Apart from music, what other passions do you have?
I’m just a regular guy, just totally not different from anybody else. I love sports, I love basketball – I’m actually watching the March Madness right now. I like to hang out with friends, go and see movies, just do regular activities.
An old adage is time flies when you’re having fun. You practice for six hours a day, does that time fly by?
Well, I would say that now it’s become something of a really big habit. For me, now, it’s just my daily routine. I wake up and without thinking I just go straight to practicing. I used to try and get it in before school, but that’s been really difficult since high school. Usually, I get home about 2:30 p.m. and then I have about five-and-a-half or six hours practice. On the weekends, I practice more than that.
But I still manage to balance that out with school. I have a free block, an entire period, a whole 55-minute period just to do work, and that really helps.
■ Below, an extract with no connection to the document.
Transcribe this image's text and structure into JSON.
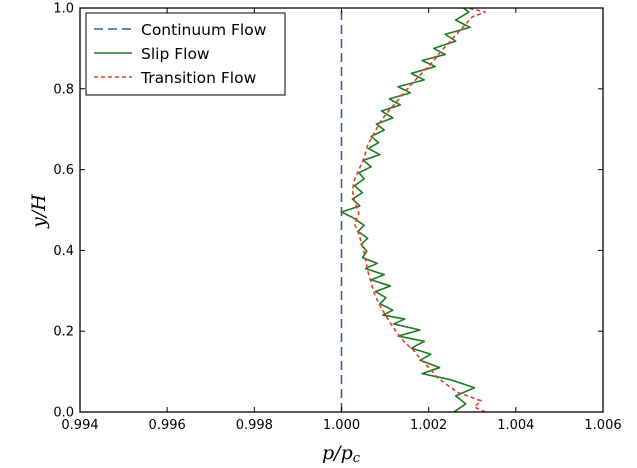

You were born in Russia, do you think being of Russian “stock” has had much of an influence on your life and on your development as a person?
Right now, I’m known as an American violinist, from Russia. I moved when I was three, so there’s not much that I remember.
When it comes to playing music, a lot of the music I play is famous Russian composers like Tchaikovsky. When I went back to Russia, I played with a very famous Russian conductor Valery Gergiev, and I played a Tchaikovsky concierto with him. That was kind of a big deal, because it was in his hall – Tchaikovsky’s hall – in Russia, in Moscow, playing the Tchaikovsky concierto, and I’m Russian, so it was kind of a big responsibility.
You play very complex, very intricate music. Does simplistic, pop music grate on you?
Not really. I don’t mind that at all. There are some people who are totally dedicated just to listen to classical 24/7. I’m not that kind of guy. I love jazz. Jazz is really cool. I listen to whatever, as long as it has a good rhythm – just good music. Probably not rap, like hip-hop or something like that.
San Diego is often described as a bit of a cultural desert. Do you agree with that?
No. Well, let me rephrase that. Because we’re a big sports town, we have a symphony. My automatic reaction is no, but it’s not even remotely similar here to some European city, not even like New York. It’s a beautiful city, with the beach and the ocean and the great view, but I guess that would be the highlight.
What are your hopes for the future? Do you expect to be a professional musician for the rest of your life?
Yes. I’m totally hoping to continue being a concert violinist, to keep traveling. I hope to end up traveling more. I definitely want to continue doing what I’ve been doing, being a soloist.
What’s a dream venue for you?
I still haven’t been everywhere I want to go, not even close. I guess the ultimate dream would still be to go to Germany, to play with the Berlin Philharmonic, or an ultimate musicians dream is probably Carnegie Hall, but it’s going to happen eventually.